L’intervento è del valore di 2.427.741 euro finanziati dal PNRR.

“Il progetto – sostengono l’assessora all’Urbanistica Federica Del Conte e l’assessore alle Politiche sociali e abitative Gianandrea Baroncini – si prefigge come obiettivo generale di migliorare la qualità della vita degli anziani, incrementando autonomie e potenziando i servizi di assistenza alle necessità quotidiane, ampliando le possibilità di socializzazione, limitando i casi di emarginazione e solitudine; nel caso particolare si riconverte una struttura dismessa, in disuso da un decennio, restituendola alla comunità in senso ampio, da un punto di vista estetico ma soprattutto etico perché funzionale alle esigenze dei nostri cittadini”.
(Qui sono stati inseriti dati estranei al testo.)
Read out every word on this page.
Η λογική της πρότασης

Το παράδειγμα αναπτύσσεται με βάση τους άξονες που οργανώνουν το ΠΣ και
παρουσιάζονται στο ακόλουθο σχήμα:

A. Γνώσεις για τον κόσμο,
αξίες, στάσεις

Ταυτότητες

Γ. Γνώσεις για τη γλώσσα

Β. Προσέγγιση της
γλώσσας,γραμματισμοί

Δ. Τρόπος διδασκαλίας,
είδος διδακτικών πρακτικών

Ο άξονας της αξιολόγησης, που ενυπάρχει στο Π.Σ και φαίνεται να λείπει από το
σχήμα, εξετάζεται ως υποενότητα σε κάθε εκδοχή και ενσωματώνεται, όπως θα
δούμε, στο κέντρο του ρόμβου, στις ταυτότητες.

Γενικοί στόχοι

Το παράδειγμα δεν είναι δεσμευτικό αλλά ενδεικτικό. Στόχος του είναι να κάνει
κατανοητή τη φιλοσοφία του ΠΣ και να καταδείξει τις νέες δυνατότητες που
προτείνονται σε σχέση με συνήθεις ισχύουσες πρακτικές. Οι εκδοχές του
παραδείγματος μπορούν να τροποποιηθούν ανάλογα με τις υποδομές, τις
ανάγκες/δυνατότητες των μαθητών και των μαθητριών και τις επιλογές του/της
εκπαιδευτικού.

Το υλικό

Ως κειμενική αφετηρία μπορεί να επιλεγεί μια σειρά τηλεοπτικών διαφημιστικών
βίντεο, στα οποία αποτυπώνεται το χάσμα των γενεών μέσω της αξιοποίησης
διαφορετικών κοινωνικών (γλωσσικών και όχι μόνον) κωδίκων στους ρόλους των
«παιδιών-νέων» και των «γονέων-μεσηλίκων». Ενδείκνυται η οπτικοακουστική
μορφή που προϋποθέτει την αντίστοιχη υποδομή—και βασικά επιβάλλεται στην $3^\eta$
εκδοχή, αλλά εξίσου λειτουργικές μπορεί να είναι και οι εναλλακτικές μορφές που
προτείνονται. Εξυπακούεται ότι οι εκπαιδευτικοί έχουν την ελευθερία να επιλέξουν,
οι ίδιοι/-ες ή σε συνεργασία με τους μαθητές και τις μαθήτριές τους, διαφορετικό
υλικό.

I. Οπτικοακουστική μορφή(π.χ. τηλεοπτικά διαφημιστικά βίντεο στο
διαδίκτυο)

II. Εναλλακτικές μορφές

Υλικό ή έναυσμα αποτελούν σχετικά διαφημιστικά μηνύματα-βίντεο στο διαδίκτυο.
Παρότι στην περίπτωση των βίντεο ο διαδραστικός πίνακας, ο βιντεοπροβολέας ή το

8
Il nuovo complesso, formato dall’edificio che ospitava la scuola dell’infanzia Zaccagnini, oggi trasferita in via Pietro da Rimini grazie alla costruzione del nuovo edificio – insieme ai due fabbricati annessi di recente costruzione, sarà costituito da 15 mini alloggi, doppi o singoli, ciascuno di essi con servizio igienico, una camera da letto doppia o singola e una zona giorno per ospitare parenti o amici in visita, attrezzata di un piccolo angolo cottura per offrire caffè, tè, tisane o altro. La residenza si svilupperà complessivamente su due livelli e i fabbricati saranno collegati tra loro per dare continuità nei camminamenti. La mensa e la sala comune offriranno l’opportunità di essere utilizzate come laboratori per l’autonomia personale, di lettura, di scrittura, cineforum eccetera. Al piano terra sono previsti ingresso con ascensore monta-lettiga, ambulatorio, tre mini alloggi doppi, sala comune; al primo piano verranno realizzati quattro mini alloggi doppi, due mini alloggi singoli, portierato con inclusa zona gestione allarmi notturni, i servizi del personale.
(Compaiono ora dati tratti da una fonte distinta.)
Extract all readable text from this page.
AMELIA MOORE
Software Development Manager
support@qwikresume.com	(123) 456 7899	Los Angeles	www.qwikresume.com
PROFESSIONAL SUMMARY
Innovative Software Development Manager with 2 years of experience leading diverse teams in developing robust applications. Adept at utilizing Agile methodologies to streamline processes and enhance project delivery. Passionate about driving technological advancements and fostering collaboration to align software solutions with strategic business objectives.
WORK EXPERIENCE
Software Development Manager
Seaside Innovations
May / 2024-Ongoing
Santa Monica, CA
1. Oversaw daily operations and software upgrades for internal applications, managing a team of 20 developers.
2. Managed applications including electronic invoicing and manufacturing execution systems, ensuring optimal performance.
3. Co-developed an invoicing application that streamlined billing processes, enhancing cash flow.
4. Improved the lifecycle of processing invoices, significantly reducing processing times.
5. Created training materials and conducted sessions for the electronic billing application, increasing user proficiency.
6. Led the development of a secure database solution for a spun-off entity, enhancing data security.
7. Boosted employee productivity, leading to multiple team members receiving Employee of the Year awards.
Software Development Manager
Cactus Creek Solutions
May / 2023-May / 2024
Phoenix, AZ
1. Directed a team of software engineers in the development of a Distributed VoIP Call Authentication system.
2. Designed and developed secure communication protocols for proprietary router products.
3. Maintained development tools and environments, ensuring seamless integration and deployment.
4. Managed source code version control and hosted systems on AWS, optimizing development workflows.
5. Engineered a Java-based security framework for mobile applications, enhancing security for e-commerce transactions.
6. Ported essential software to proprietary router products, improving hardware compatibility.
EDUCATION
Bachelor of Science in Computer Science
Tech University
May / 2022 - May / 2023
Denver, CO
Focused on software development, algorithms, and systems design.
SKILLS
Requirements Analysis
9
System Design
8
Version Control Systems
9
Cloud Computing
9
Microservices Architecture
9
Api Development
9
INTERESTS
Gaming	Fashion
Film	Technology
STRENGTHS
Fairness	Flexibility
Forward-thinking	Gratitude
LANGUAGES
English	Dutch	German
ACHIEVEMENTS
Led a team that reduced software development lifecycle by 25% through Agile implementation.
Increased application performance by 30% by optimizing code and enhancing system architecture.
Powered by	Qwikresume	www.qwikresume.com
Il progetto si ispira ai tre principi fondamentali dell’adattabilità, della visitabilità e dell’accessibilità.

Per quanto riguarda i tempi di realizzazione sono stati previsti due anni e mezzo compresa la procedura di gara. La consegna dei lavori avverrà presumibilmente a inizi giugno 2023 per concludersi a giugno 2025, rispettando le tempistiche del finanziamento PNRR.